Para Engels, a obra de Morgan era tão importante como a de Darwin, pois ambas teriam desenvolvido uma visão análoga à do "materialismo histórico" dele e de Marx. Tal enfoque teórico analisa cada período histórico da humanidade como um processo de produção e reprodução da vida imediata, para a qual o desenvolvimento da capacidade do trabalho humano em interagir e transformar a natureza reflete-se nas técnicas de produção. Assim é o trabalho humano que constitui a humanidade não só do ponto de vista cultural, mas até mesmo anatomicamente, daí a famosa frase de Engels de que a mão humana é não apenas o orgão do trabalho, mas também o produto do trabalho. A mão, com a preensibilidade do polegar que permite a manipulação de instrumentos, o cérebro com áreas estimuladas pela necessidade de desenvolver habilidades como a linguagem e a traqueia capaz de emitir sons variados, são órgãos históricos, produtos do desenvolvimento coletivo da sociabilidade humana.

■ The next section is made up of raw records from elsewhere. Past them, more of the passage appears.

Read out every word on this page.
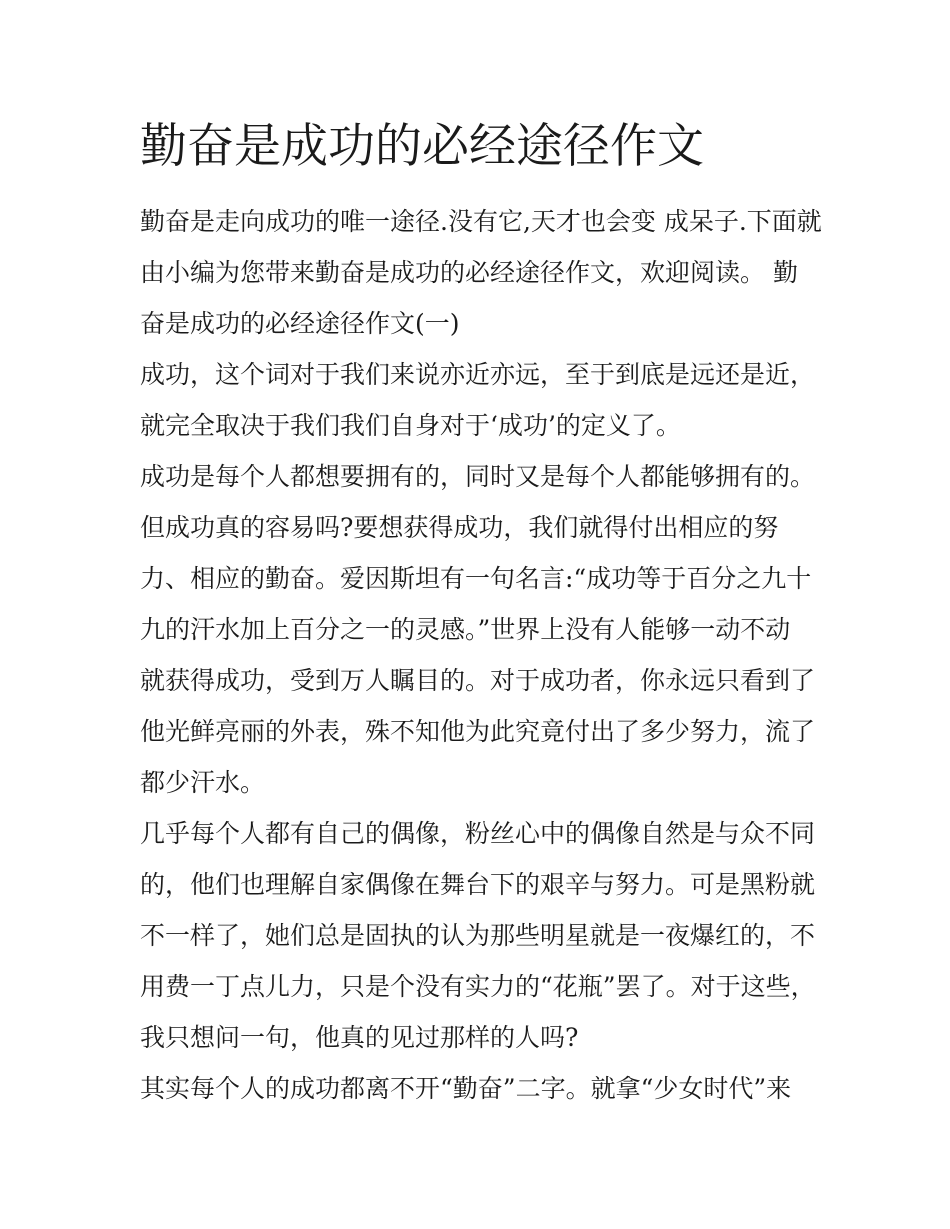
勤奋是成功的必经途径作文
勤奋是走向成功的唯一途径.没有它,天才也会变 成呆子.下面就
由小编为您带来勤奋是成功的必经途径作文，欢迎阅读。 勤
奋是成功的必经途径作文(一)
成功，这个词对于我们来说亦近亦远，至于到底是远还是近，
就完全取决于我们我们自身对于‘成功’的定义了。
成功是每个人都想要拥有的，同时又是每个人都能够拥有的。
但成功真的容易吗?要想获得成功，我们就得付出相应的努
力、相应的勤奋。爱因斯坦有一句名言:“成功等于百分之九十
九的汗水加上百分之一的灵感。”世界上没有人能够一动不动
就获得成功，受到万人瞩目的。对于成功者，你永远只看到了
他光鲜亮丽的外表，殊不知他为此究竟付出了多少努力，流了
都少汗水。
几乎每个人都有自己的偶像，粉丝心中的偶像自然是与众不同
的，他们也理解自家偶像在舞台下的艰辛与努力。可是黑粉就
不一样了，她们总是固执的认为那些明星就是一夜爆红的，不
用费一丁点儿力，只是个没有实力的“花瓶”罢了。对于这些，
我只想问一句，他真的见过那样的人吗?
其实每个人的成功都离不开“勤奋”二字。就拿“少女时代”来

As fases de Morgan, denominadas, contudo, com uma terminologia questionável e típica da era vitoriana ("selvageria", "barbárie" e "civilização"), representam os estágios respectivos das formações sociais dos caçadores coletores, seguidos pelos agricultores e domesticadores de animais e, finalmente, pelos povos urbanos e de artesanato desenvolvido, inclusive dos metais. Sua sequência, em geral, corresponde aos estudos posteriores, mas, à luz da ciência contemporânea, há uma série de equívocos que Engels reproduz: o uso do fogo não é da fase média da selvageria, mas muito anterior, e não tem nenhuma relação direta ou "complementar" com o consumo de peixes. A fundição de ferro não é um marco entre as fases média e superior da barbárie. A domesticação dos animais no Oriente não antecede ao cultivo de plantas, mas é contemporâneo a ele. Considerar a civilização Inca como estando ainda na fase média da barbárie na época da Conquista tampouco é aceitável (John Rees, 1994; Gordon Childe, 1966). O esquema geral, contudo, demonstrou-se capaz de descrever os estágios fundamentais da evolução cultural humana, embora sua linearidade expresse um evolucionismo que não leva em conta os processos regressivos de sociedades que decaíram e desapareceram (p. ex., os Maias, a cultura micênica em Creta ou o povo da Ilha da Páscoa). De forma geral, os grandes períodos compreendidos nas "idades" respectivas da pedra lascada, da pedra polida, do bronze e do ferro, referem-se à "selvageria paleolítica", à "barbárie inferior neolítica", à "barbárie superior calcolítica" e ao surgimento das grandes civilizações da época final do bronze e inicial do ferro. V. Gordon Childe, o grande arqueólogo pré-histórico, cunhou os termos "revolução neolítica" para referir-se à passagem da selvageria à barbárie com o advento da agricultura, há cerca de 10 mil anos, e "revolução urbana" para situar o surgimento da civilização (palavra que se origina do termo latino civitas que significa justamente cidade), em torno de 3 mil anos antes de Cristo, que foi, segundo ele, a época mais fértil de toda a história humana, antes do século XVI, em invenções e descobertas úteis: fundição de cobre, bronze, arado, tração animal, carros com rodas, canais de irrigação, edifícios, barcos e, para contabilizar toda a nova riqueza, o alfabeto.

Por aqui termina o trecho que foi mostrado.